…but they don’t call him the “King of Pop” for nothing.
While watching this performance live on the television in 1983 at the tender age of 11, I was absolutely blown away. And if I’m honest with myself, it remains one of the most memorable TV moments of the 80s for me.
This was a huge moment for me as well! I learned that if you could dance, people paid attention. I also learned that gliding across the floor one sparkly glove was really hard to pull off at a middle school dance. Ahh, the 80’s! Fuck grunge, this was the real deal.
ahh, youngster, I can forgive you your foolish revelries as clearly you don’t recall the far more superior http://www.youtube.com/watch?v=4_hz2am90Hk (seriously – can you even stand to listen to Thriller still? ugh!)
“Ahh, the 80’s!” more like “aggh! the 80’s!” To paraphrase James Joyce, the 80’s are a nightmare from which I am still trying to awake. Nostalgia for the 80’s is like, well, nostalgia for high school – it really wasn’t nearly as fun as you remember it to be, and you actually were as funny looking then as it looks now. Sheesh.
The only good thing about this reminiscence is that in trying to recall Arthur Kroeker’s book on excremental culture I came to realize that he is now a prof at UVic! So at least now I can go stalk one of my post-modern theory heroes.
Yeah, he was pretty baddass back then. I remember being mesmerized by the Billie Jean video. In general, MTV drove a wedge between my parents and me in so far as we reacted differently to seeing what the people who sang those awesome songs on AM radio looked like (Flock of Seagulls, Culture Club, Human League). They were appalled and I was intrigued. But we could agree on Michael Jackson.
@Cole: Absolutely, you are 100% correct.
Whereas, @Scott, on the other hand, is mistaking nostalgia for some kind of rational, objective retrospect that never existed. What he fails to acknowledge is that returning to the 80s is just as much about going home again—an impossibility I know–but nonetheless an essential element of getting ready for old age and death. Rationality plays no role in the fact that we an imagine our own non-existence, which is why moments like Michael Jackson’s Billie Jean have so very little to do with taste, and everything to do with being part of something with others–an event, a feeling, a moment. That is what makes us go on, everything else is just window dressing. Moreover, unlike Scott, I was extremely happy in high school and I looked almost as good as I do now. My dress was impeccable, and I never had any girl issues. In fact, I was valedictorian and an All-American athelete. I was a 2x winner on Star Search, and had a starring role in several John Hughes’ films. I dated Molly Ringwald, and hung out with Harry Dean Stanton, and I beat up James Spader. I was the 80s, Scott, I was there when Wall Street re-defined greed and cocaine was falling like snow from the Canadian sky, I walked with Lennon on the sidewalks of NYC, and dreamed of peace in Grenada. Life was good in the 80s, damn it, I don’t hate the 80s, I don’t hate them, I don’t!! 🙂
Exactly, my mom was a huge Michael Jackson fan for most her her later adult life. She actually made the Motown 25 event so special because she flipped out in her characteristic way, say “Oh my Gawd! he is amazing!! I’ve never seen such a performer in my life. And to think he ha been doing thi since he was two….”

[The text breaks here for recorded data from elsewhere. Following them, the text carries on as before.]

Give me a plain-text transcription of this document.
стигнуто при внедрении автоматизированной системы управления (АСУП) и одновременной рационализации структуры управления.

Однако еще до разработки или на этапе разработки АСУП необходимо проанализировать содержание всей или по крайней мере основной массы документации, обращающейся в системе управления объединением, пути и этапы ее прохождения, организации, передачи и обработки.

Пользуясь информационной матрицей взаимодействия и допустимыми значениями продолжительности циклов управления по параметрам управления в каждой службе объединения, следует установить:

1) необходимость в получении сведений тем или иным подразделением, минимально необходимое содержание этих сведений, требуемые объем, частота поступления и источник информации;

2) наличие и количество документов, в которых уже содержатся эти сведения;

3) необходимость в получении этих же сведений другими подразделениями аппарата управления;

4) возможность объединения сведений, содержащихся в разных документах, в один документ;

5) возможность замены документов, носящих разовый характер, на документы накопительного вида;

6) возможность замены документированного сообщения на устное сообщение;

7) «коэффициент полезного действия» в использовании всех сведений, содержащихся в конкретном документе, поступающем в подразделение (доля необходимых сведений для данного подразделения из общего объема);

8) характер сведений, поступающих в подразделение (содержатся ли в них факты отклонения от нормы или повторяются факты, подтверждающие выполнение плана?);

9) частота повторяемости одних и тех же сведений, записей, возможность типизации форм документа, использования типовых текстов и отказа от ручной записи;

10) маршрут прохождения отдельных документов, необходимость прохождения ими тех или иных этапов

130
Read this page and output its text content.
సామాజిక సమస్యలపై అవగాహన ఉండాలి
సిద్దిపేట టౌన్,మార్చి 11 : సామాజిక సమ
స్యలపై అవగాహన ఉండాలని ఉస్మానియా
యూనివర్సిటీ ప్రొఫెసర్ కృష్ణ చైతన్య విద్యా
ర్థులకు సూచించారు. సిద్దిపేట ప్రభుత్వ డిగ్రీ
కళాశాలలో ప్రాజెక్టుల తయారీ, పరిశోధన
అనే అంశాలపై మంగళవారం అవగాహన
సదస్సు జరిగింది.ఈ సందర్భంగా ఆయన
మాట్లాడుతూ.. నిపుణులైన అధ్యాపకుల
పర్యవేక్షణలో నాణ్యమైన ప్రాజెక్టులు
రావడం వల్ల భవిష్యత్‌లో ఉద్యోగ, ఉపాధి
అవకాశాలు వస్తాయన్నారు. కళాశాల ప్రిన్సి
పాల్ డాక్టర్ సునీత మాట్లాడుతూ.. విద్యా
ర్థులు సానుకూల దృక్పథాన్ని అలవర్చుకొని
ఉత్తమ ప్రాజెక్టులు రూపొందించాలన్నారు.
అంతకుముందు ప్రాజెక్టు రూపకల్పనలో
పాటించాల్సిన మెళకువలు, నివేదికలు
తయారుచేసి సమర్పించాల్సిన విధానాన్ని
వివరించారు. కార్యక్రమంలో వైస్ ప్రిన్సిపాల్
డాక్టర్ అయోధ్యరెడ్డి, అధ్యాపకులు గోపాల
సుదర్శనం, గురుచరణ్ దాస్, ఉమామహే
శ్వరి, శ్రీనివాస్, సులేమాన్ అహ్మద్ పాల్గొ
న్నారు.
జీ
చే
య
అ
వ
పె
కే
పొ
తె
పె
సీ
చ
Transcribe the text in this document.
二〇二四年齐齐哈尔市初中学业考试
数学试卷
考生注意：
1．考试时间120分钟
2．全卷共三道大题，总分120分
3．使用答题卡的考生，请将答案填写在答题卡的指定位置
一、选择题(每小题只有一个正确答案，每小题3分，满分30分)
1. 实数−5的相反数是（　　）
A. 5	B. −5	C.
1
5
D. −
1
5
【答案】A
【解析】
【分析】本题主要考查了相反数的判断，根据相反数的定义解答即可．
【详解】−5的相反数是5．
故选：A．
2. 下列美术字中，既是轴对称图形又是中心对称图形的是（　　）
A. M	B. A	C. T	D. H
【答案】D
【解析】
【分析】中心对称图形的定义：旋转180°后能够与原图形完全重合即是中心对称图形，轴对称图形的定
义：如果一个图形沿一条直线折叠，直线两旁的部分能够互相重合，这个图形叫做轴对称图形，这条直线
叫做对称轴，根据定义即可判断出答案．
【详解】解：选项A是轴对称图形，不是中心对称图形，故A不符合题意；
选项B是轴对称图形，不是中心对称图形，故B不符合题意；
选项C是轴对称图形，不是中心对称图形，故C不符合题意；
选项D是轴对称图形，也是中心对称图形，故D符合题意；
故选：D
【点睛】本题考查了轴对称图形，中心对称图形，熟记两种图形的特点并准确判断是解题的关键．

“Michael Jackson’s Billie Jean have so very little to do with taste, and everything to do with being part of something with others–an event, a feeling, a moment. That is what makes us go on, everything else is just window dressing” – kumbaya, ye muppetfracking hippy! What’s next – reflections on the weltanschauung spawned by the final episode of M.A.S.H.? Clearly all that coke you did with James Spader while dating Harry Dean Stanton has gone to your head.
Me? I’m just still trying to learn to moonwalk.
Uncle! Uncle! Uncle!—that was brilliant, busted out laughing after that uppercut. But, for the record, I did lines on Harry Dean’s navel and dated James Spader.
I still am too after all these years, and I still suck. The way he moves his feet in this clip is magical to me. I love you Michael!
Thanks, Jim, for sharing this classic. After years of disagreeing with my wife about MJ’s artistic value, she dragged me (that tells you which side I was on) to a concert at MSG where he put on a few numbers. After seeing his dance moves in person, I conceded that it was the best dancing I have ever witnessed. And when he ran through the aisles of screaming fans I had a flashback to my teen-hood.